In my CUDA program, I use cuBLAS quite extensively for matrix operations.
When I use nVidia Visual Profiler to analyse the program, the most inefficient kernel turns out to be:

void swap_kernel<float, int=0>(cublasSwapParams<float>)

This kernel was called more than 50000 times in my program, and it ranks 100 (i.e. most inefficient) in the list of “kernel optimization Priorities”.

I guess this is an internal function of CUBLAS, but I couldn’t find any information about it.

Could someone give me some hints on the purpose of this kernel? It is called by which CUBLAS function?

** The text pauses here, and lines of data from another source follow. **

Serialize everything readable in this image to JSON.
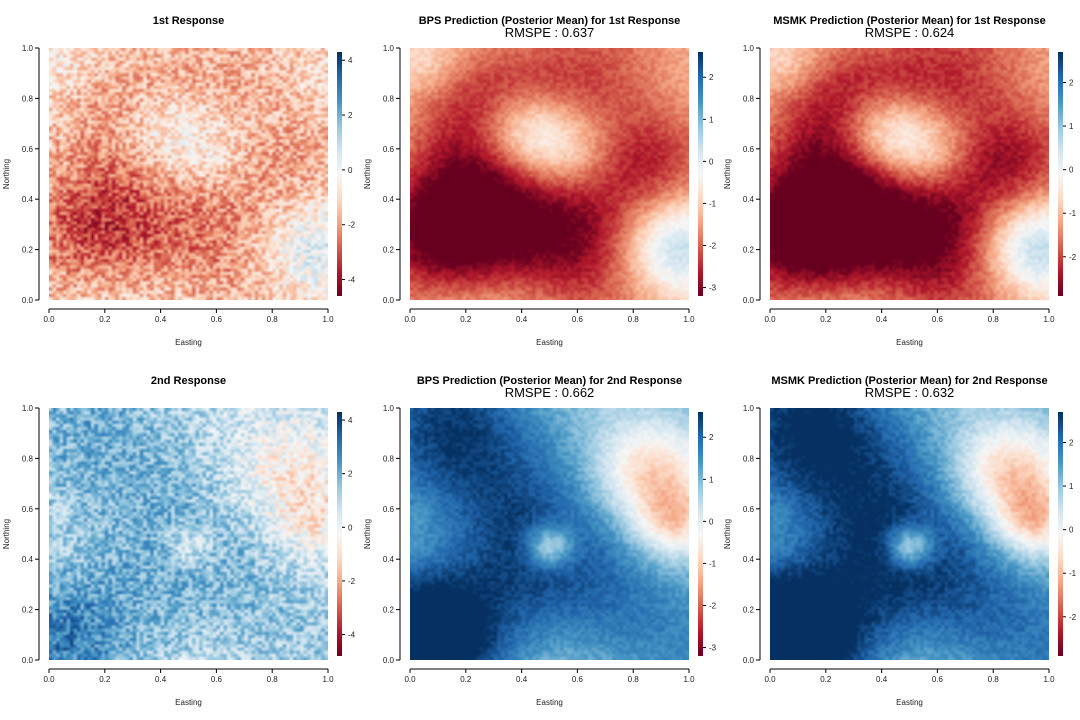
{
  "chart_data": [
    {
      "type": "heatmap",
      "title": "1st Response",
      "subtitle": "",
      "xlabel": "Easting",
      "ylabel": "Northing",
      "xlim": [
        0,
        1
      ],
      "ylim": [
        0,
        1
      ],
      "xticks": [
        "0.0",
        "0.2",
        "0.4",
        "0.6",
        "0.8",
        "1.0"
      ],
      "yticks": [
        "0.0",
        "0.2",
        "0.4",
        "0.6",
        "0.8",
        "1.0"
      ],
      "colorbar": {
        "range": [
          -4.6,
          4.3
        ],
        "ticks": [
          -4,
          -2,
          0,
          2,
          4
        ],
        "tick_labels": [
          "-4",
          "-2",
          "0",
          "2",
          "4"
        ]
      },
      "colormap": {
        "low": "#67001f",
        "mid": "#f7f7f7",
        "high": "#053061"
      },
      "field": {
        "bias": -0.9,
        "smooth": false
      }
    },
    {
      "type": "heatmap",
      "title": "BPS Prediction (Posterior Mean) for 1st Response",
      "subtitle": "RMSPE : 0.637",
      "xlabel": "Easting",
      "ylabel": "Northing",
      "xlim": [
        0,
        1
      ],
      "ylim": [
        0,
        1
      ],
      "xticks": [
        "0.0",
        "0.2",
        "0.4",
        "0.6",
        "0.8",
        "1.0"
      ],
      "yticks": [
        "0.0",
        "0.2",
        "0.4",
        "0.6",
        "0.8",
        "1.0"
      ],
      "colorbar": {
        "range": [
          -3.2,
          2.6
        ],
        "ticks": [
          -3,
          -2,
          -1,
          0,
          1,
          2
        ],
        "tick_labels": [
          "-3",
          "-2",
          "-1",
          "0",
          "1",
          "2"
        ]
      },
      "colormap": {
        "low": "#67001f",
        "mid": "#f7f7f7",
        "high": "#053061"
      },
      "field": {
        "bias": -0.9,
        "smooth": true
      }
    },
    {
      "type": "heatmap",
      "title": "MSMK Prediction (Posterior Mean) for 1st Response",
      "subtitle": "RMSPE : 0.624",
      "xlabel": "Easting",
      "ylabel": "Northing",
      "xlim": [
        0,
        1
      ],
      "ylim": [
        0,
        1
      ],
      "xticks": [
        "0.0",
        "0.2",
        "0.4",
        "0.6",
        "0.8",
        "1.0"
      ],
      "yticks": [
        "0.0",
        "0.2",
        "0.4",
        "0.6",
        "0.8",
        "1.0"
      ],
      "colorbar": {
        "range": [
          -2.9,
          2.7
        ],
        "ticks": [
          -2,
          -1,
          0,
          1,
          2
        ],
        "tick_labels": [
          "-2",
          "-1",
          "0",
          "1",
          "2"
        ]
      },
      "colormap": {
        "low": "#67001f",
        "mid": "#f7f7f7",
        "high": "#053061"
      },
      "field": {
        "bias": -0.9,
        "smooth": true
      }
    },
    {
      "type": "heatmap",
      "title": "2nd Response",
      "subtitle": "",
      "xlabel": "Easting",
      "ylabel": "Northing",
      "xlim": [
        0,
        1
      ],
      "ylim": [
        0,
        1
      ],
      "xticks": [
        "0.0",
        "0.2",
        "0.4",
        "0.6",
        "0.8",
        "1.0"
      ],
      "yticks": [
        "0.0",
        "0.2",
        "0.4",
        "0.6",
        "0.8",
        "1.0"
      ],
      "colorbar": {
        "range": [
          -4.8,
          4.3
        ],
        "ticks": [
          -4,
          -2,
          0,
          2,
          4
        ],
        "tick_labels": [
          "-4",
          "-2",
          "0",
          "2",
          "4"
        ]
      },
      "colormap": {
        "low": "#67001f",
        "mid": "#f7f7f7",
        "high": "#053061"
      },
      "field": {
        "bias": 1.3,
        "smooth": false
      }
    },
    {
      "type": "heatmap",
      "title": "BPS Prediction (Posterior Mean) for 2nd Response",
      "subtitle": "RMSPE : 0.662",
      "xlabel": "Easting",
      "ylabel": "Northing",
      "xlim": [
        0,
        1
      ],
      "ylim": [
        0,
        1
      ],
      "xticks": [
        "0.0",
        "0.2",
        "0.4",
        "0.6",
        "0.8",
        "1.0"
      ],
      "yticks": [
        "0.0",
        "0.2",
        "0.4",
        "0.6",
        "0.8",
        "1.0"
      ],
      "colorbar": {
        "range": [
          -3.2,
          2.6
        ],
        "ticks": [
          -3,
          -2,
          -1,
          0,
          1,
          2
        ],
        "tick_labels": [
          "-3",
          "-2",
          "-1",
          "0",
          "1",
          "2"
        ]
      },
      "colormap": {
        "low": "#67001f",
        "mid": "#f7f7f7",
        "high": "#053061"
      },
      "field": {
        "bias": 1.2,
        "smooth": true
      }
    },
    {
      "type": "heatmap",
      "title": "MSMK Prediction (Posterior Mean) for 2nd Response",
      "subtitle": "RMSPE : 0.632",
      "xlabel": "Easting",
      "ylabel": "Northing",
      "xlim": [
        0,
        1
      ],
      "ylim": [
        0,
        1
      ],
      "xticks": [
        "0.0",
        "0.2",
        "0.4",
        "0.6",
        "0.8",
        "1.0"
      ],
      "yticks": [
        "0.0",
        "0.2",
        "0.4",
        "0.6",
        "0.8",
        "1.0"
      ],
      "colorbar": {
        "range": [
          -2.9,
          2.7
        ],
        "ticks": [
          -2,
          -1,
          0,
          1,
          2
        ],
        "tick_labels": [
          "-2",
          "-1",
          "0",
          "1",
          "2"
        ]
      },
      "colormap": {
        "low": "#67001f",
        "mid": "#f7f7f7",
        "high": "#053061"
      },
      "field": {
        "bias": 1.2,
        "smooth": true
      }
    }
  ]
}
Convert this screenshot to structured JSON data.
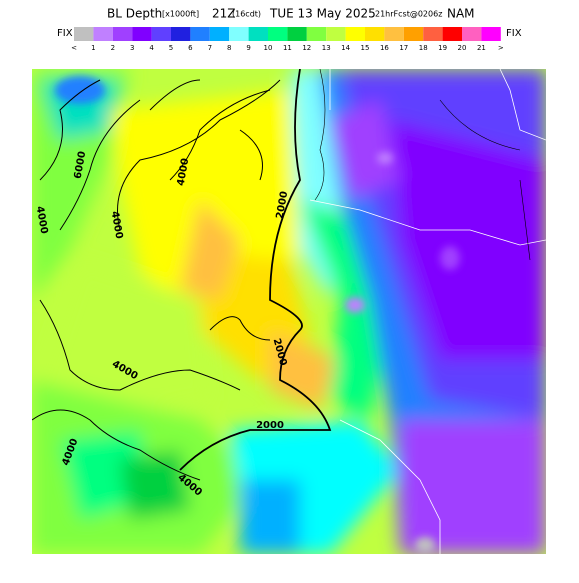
{
  "header": {
    "title_main": "BL Depth",
    "title_units": "[x1000ft]",
    "title_time": "21Z",
    "title_local": "(16cdt)",
    "title_date": "TUE 13 May 2025",
    "title_fcst": "21hrFcst@0206z",
    "title_model": "NAM"
  },
  "colorbar": {
    "left_label": "FIX",
    "right_label": "FIX",
    "labels": [
      "<",
      "1",
      "2",
      "3",
      "4",
      "5",
      "6",
      "7",
      "8",
      "9",
      "10",
      "11",
      "12",
      "13",
      "14",
      "15",
      "16",
      "17",
      "18",
      "19",
      "20",
      "21",
      ">"
    ],
    "colors": [
      "#c0c0c0",
      "#c080ff",
      "#a040ff",
      "#8000ff",
      "#6040ff",
      "#2020e0",
      "#2080ff",
      "#00b0ff",
      "#80ffff",
      "#00e0c0",
      "#00ff80",
      "#00d040",
      "#80ff40",
      "#c0ff40",
      "#ffff00",
      "#ffe000",
      "#ffc040",
      "#ffa000",
      "#ff6040",
      "#ff0000",
      "#ff60c0",
      "#ff00ff"
    ]
  },
  "contour_labels": [
    {
      "text": "6000"
    },
    {
      "text": "4000"
    },
    {
      "text": "4000"
    },
    {
      "text": "2000"
    },
    {
      "text": "2000"
    },
    {
      "text": "2000"
    },
    {
      "text": "4000"
    },
    {
      "text": "4000"
    },
    {
      "text": "4000"
    },
    {
      "text": "4000"
    }
  ]
}
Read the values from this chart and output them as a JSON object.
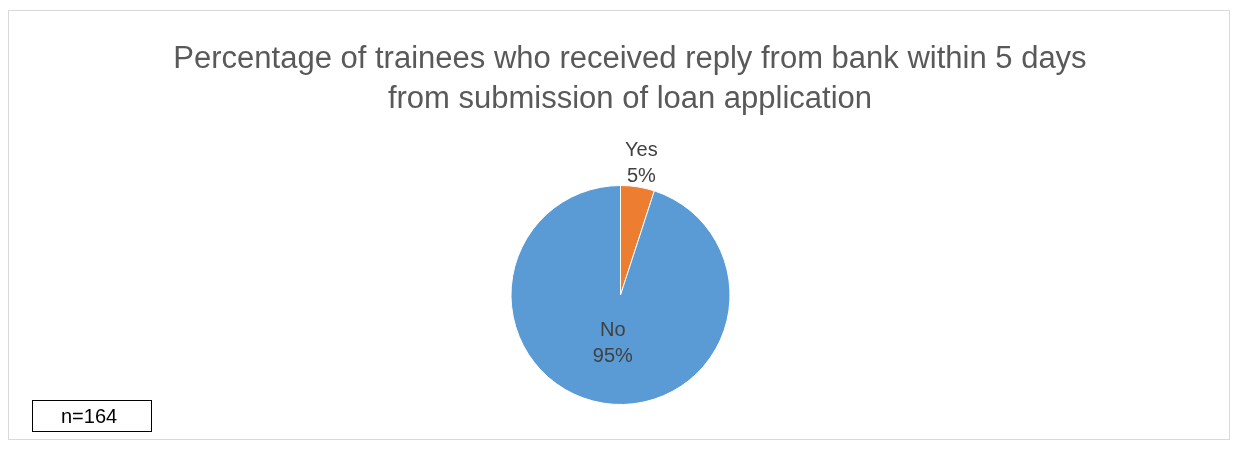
{
  "chart_data": {
    "type": "pie",
    "title": "Percentage of trainees who received reply from bank within 5 days from submission of loan application",
    "categories": [
      "Yes",
      "No"
    ],
    "values": [
      5,
      95
    ],
    "value_labels": [
      "5%",
      "95%"
    ],
    "colors": [
      "#ed7d31",
      "#5b9bd5"
    ],
    "legend": false,
    "annotations": [
      "n=164"
    ]
  }
}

This is a screenshot of the profiler when I analyze the kernel:


You might want to find out where swap_kernel() is invoked. Use of the debugger could be helpful in this process.

Is your application code calling cublas[S|D|C|Z]swap() by any chance? I see you are using Thrust, is that calling cublas[S|D|C|Z]swap() somewhere?

Yes, you are right. I use cublasSswap() in my code, and even worse, it’s called inside a loop!
I wrote a new kernel to replace the whole functionality that was implemented by cubasSswap(). It works well now. The program runs much faster and swap_kernel() doesn’t show up in the profiler anymore.